Search code examples
razureazure-data-lakemicrosoft-r

readLines equivalent when using Azure Data Lakes and R Server together


Using R Server, I want to simply read raw text (like readLines in base) from an Azure Data Lake. I can connect and get data like so:

library(RevoScaleR)

rxSetComputeContext("local")

oAuth <- rxOAuthParameters(params)
hdFS <- RxHdfsFileSystem(params)

file1 <- RxTextData("/path/to/file.txt", fileSystem = hdFS)

RxTextData doesn't actually go and get the data once that line is executed, it works as more of a symbolic link. When you run something like:

rxSummary(~. , data=file1)

Then the data is retrieved from the data lake. However, it is always read in and treated as a delimited file. I want to either:

  1. Download the file and store it locally with R code (preferably not).
  2. Use some sort of readLines equivalent to get the data from but read it in 'raw' so that I can do my own data quality checks.

Does this functionality exist yet? If so, how is this done?

EDIT: I have also tried:

returnDataFrame = FALSE

inside RxTextData. This returns a list. But as I've stated, the data isn't read in immediately from the data lake until I run something like rxSummary, which then attempts to read it as a regular file.

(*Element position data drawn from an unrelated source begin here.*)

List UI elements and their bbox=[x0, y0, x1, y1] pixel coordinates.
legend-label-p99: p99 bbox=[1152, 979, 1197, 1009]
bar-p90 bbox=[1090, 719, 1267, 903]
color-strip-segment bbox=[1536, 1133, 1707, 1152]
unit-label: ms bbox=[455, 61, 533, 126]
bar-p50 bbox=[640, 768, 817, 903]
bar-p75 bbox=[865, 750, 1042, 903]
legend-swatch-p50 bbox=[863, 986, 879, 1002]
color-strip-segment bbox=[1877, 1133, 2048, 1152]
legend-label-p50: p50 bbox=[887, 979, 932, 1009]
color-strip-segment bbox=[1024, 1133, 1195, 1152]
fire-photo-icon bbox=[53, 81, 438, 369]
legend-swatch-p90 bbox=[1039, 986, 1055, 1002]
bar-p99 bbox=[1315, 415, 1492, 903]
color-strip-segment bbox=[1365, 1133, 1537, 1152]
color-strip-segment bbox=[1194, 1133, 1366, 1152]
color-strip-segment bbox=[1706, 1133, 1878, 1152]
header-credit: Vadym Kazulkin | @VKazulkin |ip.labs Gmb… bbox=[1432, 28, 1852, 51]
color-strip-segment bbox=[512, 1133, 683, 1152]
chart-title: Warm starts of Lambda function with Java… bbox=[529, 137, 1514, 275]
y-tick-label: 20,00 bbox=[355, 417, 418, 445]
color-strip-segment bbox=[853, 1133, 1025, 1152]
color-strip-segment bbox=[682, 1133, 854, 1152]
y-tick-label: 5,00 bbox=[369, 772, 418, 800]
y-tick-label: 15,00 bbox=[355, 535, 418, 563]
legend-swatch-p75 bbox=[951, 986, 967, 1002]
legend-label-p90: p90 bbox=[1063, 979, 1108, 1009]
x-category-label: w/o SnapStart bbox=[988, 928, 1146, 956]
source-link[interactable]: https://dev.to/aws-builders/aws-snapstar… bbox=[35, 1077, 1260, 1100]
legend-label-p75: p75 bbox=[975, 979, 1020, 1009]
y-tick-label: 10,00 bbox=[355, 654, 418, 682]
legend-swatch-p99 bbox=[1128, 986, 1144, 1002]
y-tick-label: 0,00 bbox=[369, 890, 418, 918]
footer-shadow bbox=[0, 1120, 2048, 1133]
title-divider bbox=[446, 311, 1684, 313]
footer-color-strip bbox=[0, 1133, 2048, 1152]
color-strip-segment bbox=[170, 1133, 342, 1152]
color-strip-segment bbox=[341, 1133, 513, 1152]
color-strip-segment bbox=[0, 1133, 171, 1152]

Context: I have a "bad" CSV file containing line feeds inside double quotes. This causes RxTextData to break. However, my script detects these occurrences and fixes them accordingly. Therefore, I don't want RevoScaleR to read in the data and try and interpret the delimiters.


Solution

  • I found a method of doing this by calling the Azure Data Lake Store REST API (adapted from a demo from Hadley Wickham's httr package on GitHub):

    library(httpuv)
    library(httr)
    
    # 1. Insert the app name ----
    app_name <- 'Any name'
    
    # 2. Insert the client Id ----
    client_id <- 'clientId'
    
    # 3. API resource URI ----
    resource_uri <- 'https://management.core.windows.net/'
    
    # 4. Obtain OAuth2 endpoint settings for azure. ----
    azure_endpoint <- oauth_endpoint(
        authorize = "https://login.windows.net/<tenandId>/oauth2/authorize",
        access = "https://login.windows.net/<tenandId>/oauth2/token"
        )
    
    # 5. Create the app instance ----
    myapp <- oauth_app(
      appname = app_name,
      key = client_id,
      secret = NULL
      )
    
    # 6. Get the token ----
    mytoken <- oauth2.0_token(
        azure_endpoint, 
        myapp,
        user_params = list(resource = resource_uri),
        use_oob = FALSE,
        as_header = TRUE,
        cache = FALSE
        )
    
    # 7. Get the file. --------------------------------------------------------
    test <- content(GET(
          url = "https://accountName.azuredatalakestore.net/webhdfs/v1/<PATH>?op=OPEN",
          add_headers(
            Authorization = paste("Bearer", mytoken$credentials$access_token),
            `Content-Type` = "application/json"
            )
      )) ## Returns as a binary body.
    
    df <- fread(readBin(test, "character")) ## use readBin to convert to text.